[Ksummit-2012-discuss] [ATTEND] Process issues, device model, stable

Mark Brown broonie at sirena.org.uk
Tue Jun 19 22:35:27 UTC 2012


On Tue, Jun 19, 2012 at 02:43:31PM -0400, Steven Rostedt wrote:

> Well, code for new or unique devices is a different matter. Code that
> does not have an affect on anything else could be the exception to the
> rule.

The trouble here is that there's a strong tendency for new devices to
add new framework features, at least in the areas I work on.  The
greater the diff between the development code and what people are
actually deploying the less attractive it is to do the work to push
fixes and features out of individual drivers as it increases the
workload for getting things into products.

> Now if you are modifying core code, and perhaps just core ARM code, do
> you really want to rush it out, and risk breaking all ARM devices?

To be perfectly honest looking at the pattern of testing we get I'm not
overly concerned about the risk here.  Currently the testing is a split
between people running -next who are happy enough with the bleeding edge
and people who only start testing -rcs which serves the areas I look at
pretty well.

Some delay like the couple of weeks you're now suggesting is sensible
and I do tend to do something like that myself already, punting some
things for a release if the merge window seems too near in much the same
way Olof was describing, but I'm not sure it actually attracts
additional testers so much as give the -next people more chance to run
into issues.

> Basically, the more the code affects, the more it should be vetted
> before getting in. I have no problem with drivers for new devices
> skipping linux-next totally.
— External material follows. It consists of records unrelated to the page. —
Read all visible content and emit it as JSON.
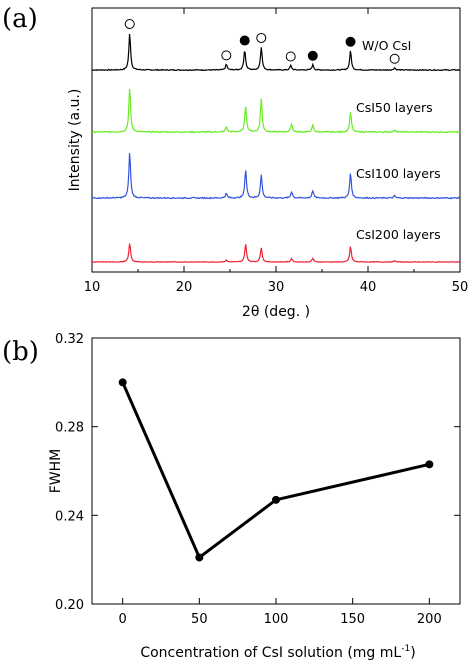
{
  "chart_data": [
    {
      "type": "line",
      "panel_label": "(a)",
      "xlabel": "2θ (deg. )",
      "ylabel": "Intensity (a.u.)",
      "xlim": [
        10,
        50
      ],
      "xticks": [
        10,
        20,
        30,
        40,
        50
      ],
      "grid": false,
      "series": [
        {
          "name": "W/O CsI",
          "color": "#000000",
          "peaks": [
            [
              14.1,
              1.0
            ],
            [
              24.6,
              0.15
            ],
            [
              26.6,
              0.55
            ],
            [
              28.4,
              0.62
            ],
            [
              31.6,
              0.12
            ],
            [
              34.0,
              0.14
            ],
            [
              38.1,
              0.52
            ],
            [
              42.9,
              0.06
            ]
          ]
        },
        {
          "name": "CsI50 layers",
          "color": "#66ee22",
          "peaks": [
            [
              14.1,
              1.0
            ],
            [
              24.6,
              0.12
            ],
            [
              26.7,
              0.6
            ],
            [
              28.4,
              0.75
            ],
            [
              31.7,
              0.18
            ],
            [
              34.0,
              0.15
            ],
            [
              38.1,
              0.45
            ],
            [
              42.9,
              0.05
            ]
          ]
        },
        {
          "name": "CsI100 layers",
          "color": "#3355dd",
          "peaks": [
            [
              14.1,
              1.0
            ],
            [
              24.6,
              0.1
            ],
            [
              26.7,
              0.62
            ],
            [
              28.4,
              0.5
            ],
            [
              31.7,
              0.14
            ],
            [
              34.0,
              0.16
            ],
            [
              38.1,
              0.55
            ],
            [
              42.9,
              0.05
            ]
          ]
        },
        {
          "name": "CsI200 layers",
          "color": "#ee2233",
          "peaks": [
            [
              14.1,
              0.8
            ],
            [
              24.6,
              0.08
            ],
            [
              26.7,
              0.75
            ],
            [
              28.4,
              0.6
            ],
            [
              31.7,
              0.15
            ],
            [
              34.0,
              0.15
            ],
            [
              38.1,
              0.65
            ],
            [
              42.9,
              0.05
            ]
          ]
        }
      ],
      "markers": [
        {
          "symbol": "open-circle",
          "x": 14.1
        },
        {
          "symbol": "open-circle",
          "x": 24.6
        },
        {
          "symbol": "filled-circle",
          "x": 26.6
        },
        {
          "symbol": "open-circle",
          "x": 28.4
        },
        {
          "symbol": "open-circle",
          "x": 31.6
        },
        {
          "symbol": "filled-circle",
          "x": 34.0
        },
        {
          "symbol": "filled-circle",
          "x": 38.1
        },
        {
          "symbol": "open-circle",
          "x": 42.9
        }
      ]
    },
    {
      "type": "line",
      "panel_label": "(b)",
      "xlabel": "Concentration of CsI solution (mg mL",
      "xlabel_sup": "-1",
      "xlabel_end": ")",
      "ylabel": "FWHM",
      "xlim": [
        -20,
        220
      ],
      "ylim": [
        0.2,
        0.32
      ],
      "xticks": [
        0,
        50,
        100,
        150,
        200
      ],
      "yticks": [
        "0.20",
        "0.24",
        "0.28",
        "0.32"
      ],
      "grid": false,
      "x": [
        0,
        50,
        100,
        200
      ],
      "y": [
        0.3,
        0.221,
        0.247,
        0.263
      ],
      "color": "#000000"
    }
  ]
}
As long as I do not own such device ;-)

The problem is ensuring that things actually get vetted.  Delays are
kind of a proxy for vetting but they are far fromm a perfect one and
there's a cost associated with them.  I think we're actually doing a
pretty good job right now in terms of providing integration trees at
varying stability points and the main thing we could do is to get better
coverage of those trees, especially -next.